For the times I felt defeated, fearful of being rejected yet again, I drew from the strength of a nurse who had cared for Jane on numerous occasions. Our heartbreak was mutual as we performed the excruciating dressing changes for Jane’s HSV. Despite the exhaustion that came with performing such work, this nurse brought tenacity and energy to our team, rattling off suggestions to add to Jane's care plan. Her conviction that patients like Jane can get better filled the gaps of what lacked in her knowledge and challenged us to search for solutions amidst an incurable problem list.
Under the sage and experienced leadership of my attending, we developed the best plan we could—a long course of IV antibiotics and a push for placement in a long-term care facility. As we waited patiently for placement, I bounced between feelings of excitement and hopelessness. My imagination soared, envisioning a path where Jane could receive treatment for her HIV and find housing where she would be safe and warm. And yet, the realities of our broken systems, her disease burden, and the psychological and physical damages of her past were limiting, making the fall back to reality even more devastating. While I held onto the nurse’s conviction that she could get better, I was also reminded of the sage advice of my mentor. She told me that in her decades as a family medicine physician, she had healed more patients than modern medicine allowed her to cure. I understood this sentiment more than ever and found solace in the in-between. We would embrace and ease her suffering when we could, recognizing the limitations of medicine for cure but the infinity of healing.
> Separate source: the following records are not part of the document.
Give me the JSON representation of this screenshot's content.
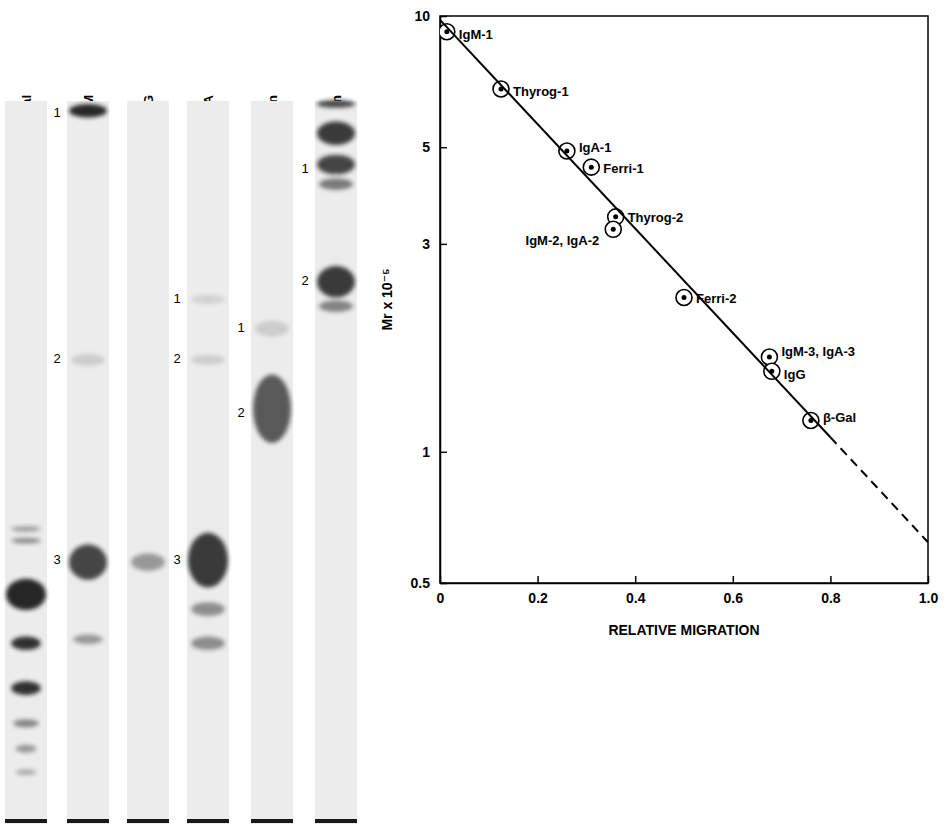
{
  "gel": {
    "lanes": [
      {
        "label": "β-Gal",
        "band_labels": []
      },
      {
        "label": "IgM",
        "band_labels": [
          "1",
          "2",
          "3"
        ]
      },
      {
        "label": "IgG",
        "band_labels": []
      },
      {
        "label": "IgA",
        "band_labels": [
          "1",
          "2",
          "3"
        ]
      },
      {
        "label": "Ferritin",
        "band_labels": [
          "1",
          "2"
        ]
      },
      {
        "label": "Thyroglobulin",
        "band_labels": [
          "1",
          "2"
        ]
      }
    ]
  },
  "chart_data": {
    "type": "scatter",
    "x_label": "RELATIVE MIGRATION",
    "y_label": "Mr x 10⁻⁵",
    "log": "y",
    "grid": false,
    "xlim": [
      0,
      1
    ],
    "ylim": [
      0.5,
      10
    ],
    "xticks": [
      0,
      0.2,
      0.4,
      0.6,
      0.8,
      {
        "value": 1,
        "label": "1.0"
      }
    ],
    "yticks": [
      0.5,
      1,
      3,
      5,
      10
    ],
    "series": [
      {
        "type": "scatter",
        "marker": "circle-dot",
        "color": "#000000",
        "x": [
          0.014,
          0.125,
          0.26,
          0.31,
          0.36,
          0.355,
          0.5,
          0.675,
          0.68,
          0.76
        ],
        "values": [
          9.2,
          6.8,
          4.9,
          4.5,
          3.46,
          3.24,
          2.26,
          1.65,
          1.53,
          1.18
        ],
        "labels": [
          "IgM-1",
          "Thyrog-1",
          "IgA-1",
          "Ferri-1",
          "Thyrog-2",
          "IgM-2, IgA-2",
          "Ferri-2",
          "IgM-3, IgA-3",
          "IgG",
          "β-Gal"
        ]
      },
      {
        "type": "line",
        "line_style": "solid",
        "color": "#000000",
        "x": [
          0,
          0.8
        ],
        "values": [
          9.8,
          1.08
        ]
      },
      {
        "type": "line",
        "line_style": "dashed",
        "color": "#000000",
        "x": [
          0.8,
          1
        ],
        "values": [
          1.08,
          0.62
        ]
      }
    ]
  }
}
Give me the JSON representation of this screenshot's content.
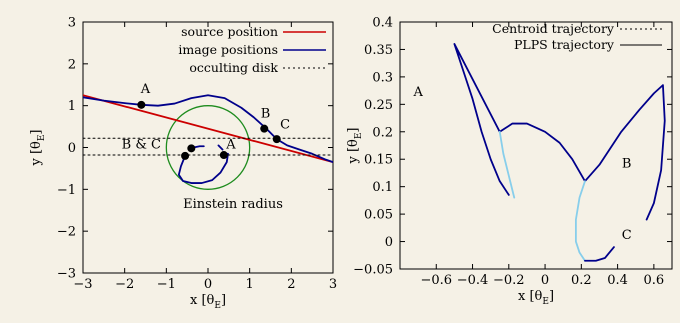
{
  "chart_data": [
    {
      "type": "line",
      "xlabel": "x [θ",
      "xlabel_sub": "E",
      "xlabel_end": "]",
      "ylabel": "y [θ",
      "ylabel_sub": "E",
      "ylabel_end": "]",
      "xlim": [
        -3,
        3
      ],
      "ylim": [
        -3,
        3
      ],
      "xticks": [
        -3,
        -2,
        -1,
        0,
        1,
        2,
        3
      ],
      "yticks": [
        -3,
        -2,
        -1,
        0,
        1,
        2,
        3
      ],
      "xtick_labels": [
        "−3",
        "−2",
        "−1",
        "0",
        "1",
        "2",
        "3"
      ],
      "ytick_labels": [
        "−3",
        "−2",
        "−1",
        "0",
        "1",
        "2",
        "3"
      ],
      "legend_position": "top-right",
      "series": [
        {
          "name": "source position",
          "color": "#cc0000",
          "style": "solid",
          "x": [
            -3,
            3
          ],
          "y": [
            1.25,
            -0.35
          ]
        },
        {
          "name": "image positions",
          "color": "#00008b",
          "style": "solid",
          "x": [
            -3,
            -2.5,
            -2,
            -1.6,
            -1.2,
            -0.8,
            -0.4,
            0,
            0.4,
            0.8,
            1.1,
            1.4,
            1.65,
            1.9,
            2.2,
            2.5,
            2.8,
            3
          ],
          "y": [
            1.2,
            1.12,
            1.06,
            1.02,
            1.0,
            1.05,
            1.18,
            1.25,
            1.18,
            0.95,
            0.72,
            0.45,
            0.2,
            0.05,
            -0.05,
            -0.15,
            -0.28,
            -0.35
          ]
        },
        {
          "name": "",
          "color": "#00008b",
          "style": "solid",
          "x": [
            -0.55,
            -0.65,
            -0.7,
            -0.6,
            -0.4,
            -0.15,
            0.1,
            0.3,
            0.45,
            0.48,
            0.4
          ],
          "y": [
            -0.2,
            -0.45,
            -0.65,
            -0.8,
            -0.85,
            -0.85,
            -0.78,
            -0.6,
            -0.35,
            -0.15,
            -0.15
          ]
        },
        {
          "name": "",
          "color": "#00008b",
          "style": "solid",
          "x": [
            -0.35,
            -0.2,
            -0.1
          ],
          "y": [
            0.0,
            0.03,
            0.03
          ]
        },
        {
          "name": "",
          "color": "#00008b",
          "style": "solid",
          "x": [
            0.25,
            0.35
          ],
          "y": [
            0.05,
            -0.05
          ]
        },
        {
          "name": "occulting disk",
          "color": "#000000",
          "style": "dotted",
          "x": [
            -3,
            3
          ],
          "y": [
            0.22,
            0.22
          ]
        },
        {
          "name": "",
          "color": "#000000",
          "style": "dotted",
          "x": [
            -3,
            3
          ],
          "y": [
            -0.18,
            -0.18
          ]
        }
      ],
      "circle": {
        "center": [
          0,
          0
        ],
        "radius": 1,
        "color": "#1e8c1e"
      },
      "points": [
        {
          "label": "A",
          "x": -1.6,
          "y": 1.02
        },
        {
          "label": "B",
          "x": 1.35,
          "y": 0.45
        },
        {
          "label": "C",
          "x": 1.65,
          "y": 0.2
        },
        {
          "label": "",
          "x": -0.55,
          "y": -0.2
        },
        {
          "label": "",
          "x": -0.4,
          "y": -0.02
        },
        {
          "label": "",
          "x": 0.38,
          "y": -0.18
        }
      ],
      "annotations": [
        {
          "text": "A",
          "x": -1.5,
          "y": 1.3
        },
        {
          "text": "B",
          "x": 1.38,
          "y": 0.72
        },
        {
          "text": "C",
          "x": 1.85,
          "y": 0.45
        },
        {
          "text": "B & C",
          "x": -1.6,
          "y": -0.02
        },
        {
          "text": "A",
          "x": 0.55,
          "y": -0.02
        },
        {
          "text": "Einstein radius",
          "x": 0.6,
          "y": -1.45
        }
      ]
    },
    {
      "type": "line",
      "xlabel": "x [θ",
      "xlabel_sub": "E",
      "xlabel_end": "]",
      "ylabel": "y [θ",
      "ylabel_sub": "E",
      "ylabel_end": "]",
      "xlim": [
        -0.8,
        0.7
      ],
      "ylim": [
        -0.05,
        0.4
      ],
      "xticks": [
        -0.6,
        -0.4,
        -0.2,
        0,
        0.2,
        0.4,
        0.6
      ],
      "yticks": [
        -0.05,
        0,
        0.05,
        0.1,
        0.15,
        0.2,
        0.25,
        0.3,
        0.35,
        0.4
      ],
      "xtick_labels": [
        "−0.6",
        "−0.4",
        "−0.2",
        "0",
        "0.2",
        "0.4",
        "0.6"
      ],
      "ytick_labels": [
        "−0.05",
        "0",
        "0.05",
        "0.1",
        "0.15",
        "0.2",
        "0.25",
        "0.3",
        "0.35",
        "0.4"
      ],
      "legend_position": "top-right",
      "legend": [
        {
          "name": "Centroid trajectory",
          "style": "dotted",
          "color": "#000000"
        },
        {
          "name": "PLPS trajectory",
          "style": "solid",
          "color": "#000000"
        }
      ],
      "series": [
        {
          "name": "",
          "color": "#00008b",
          "style": "solid",
          "x": [
            -0.2,
            -0.25,
            -0.3,
            -0.35,
            -0.4,
            -0.45,
            -0.5,
            -0.25,
            -0.18,
            -0.1,
            0.0,
            0.08,
            0.15,
            0.22,
            0.3,
            0.42,
            0.52,
            0.6,
            0.65,
            0.66,
            0.64,
            0.6,
            0.56
          ],
          "y": [
            0.085,
            0.11,
            0.15,
            0.2,
            0.26,
            0.31,
            0.36,
            0.2,
            0.215,
            0.215,
            0.2,
            0.18,
            0.15,
            0.11,
            0.14,
            0.2,
            0.24,
            0.27,
            0.285,
            0.22,
            0.13,
            0.07,
            0.04
          ]
        },
        {
          "name": "",
          "color": "#87ceeb",
          "style": "solid",
          "x": [
            -0.25,
            -0.23,
            -0.2,
            -0.17
          ],
          "y": [
            0.2,
            0.16,
            0.12,
            0.08
          ]
        },
        {
          "name": "",
          "color": "#87ceeb",
          "style": "solid",
          "x": [
            0.22,
            0.19,
            0.17,
            0.17,
            0.19,
            0.22
          ],
          "y": [
            0.11,
            0.08,
            0.04,
            0.0,
            -0.02,
            -0.035
          ]
        },
        {
          "name": "",
          "color": "#00008b",
          "style": "solid",
          "x": [
            0.22,
            0.28,
            0.33,
            0.38
          ],
          "y": [
            -0.035,
            -0.035,
            -0.03,
            -0.01
          ]
        }
      ],
      "annotations": [
        {
          "text": "A",
          "x": -0.7,
          "y": 0.265
        },
        {
          "text": "B",
          "x": 0.45,
          "y": 0.135
        },
        {
          "text": "C",
          "x": 0.45,
          "y": 0.005
        }
      ]
    }
  ]
}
On my last day with Jane, she asked me to sort through her pile of donated clothes. As I rummaged through her belongings, I found a small pearl bracelet and asked if she would like me to put it on for her. She shook her head, stating that she had found it while scavenging for food along the train tracks. I was stunned, yet again, by how nonchalantly she described the ways she survived on the streets. After helping her pick an outfit for the day, I said my goodbyes, recognizing her sadness shielded by the sarcasm in her tone as she held my hand and scoffed, “You were my favorite med student. Congrats, I guess.”
Recognizing that I was likely yet another face to come and go for her, I thanked her and reminded the both of us of the improvements she had made and the hopes that came with long-term placement. As I reflect on my time with Jane, I am grateful for the opportunities she gave me to learn. More than the nitty-gritty of IRIS or HIV, I walk away knowing now how to see, ease, and make room for our patient’s suffering, while also finding strength in our search for good things amid terrible situations—to find pearls in the train tracks.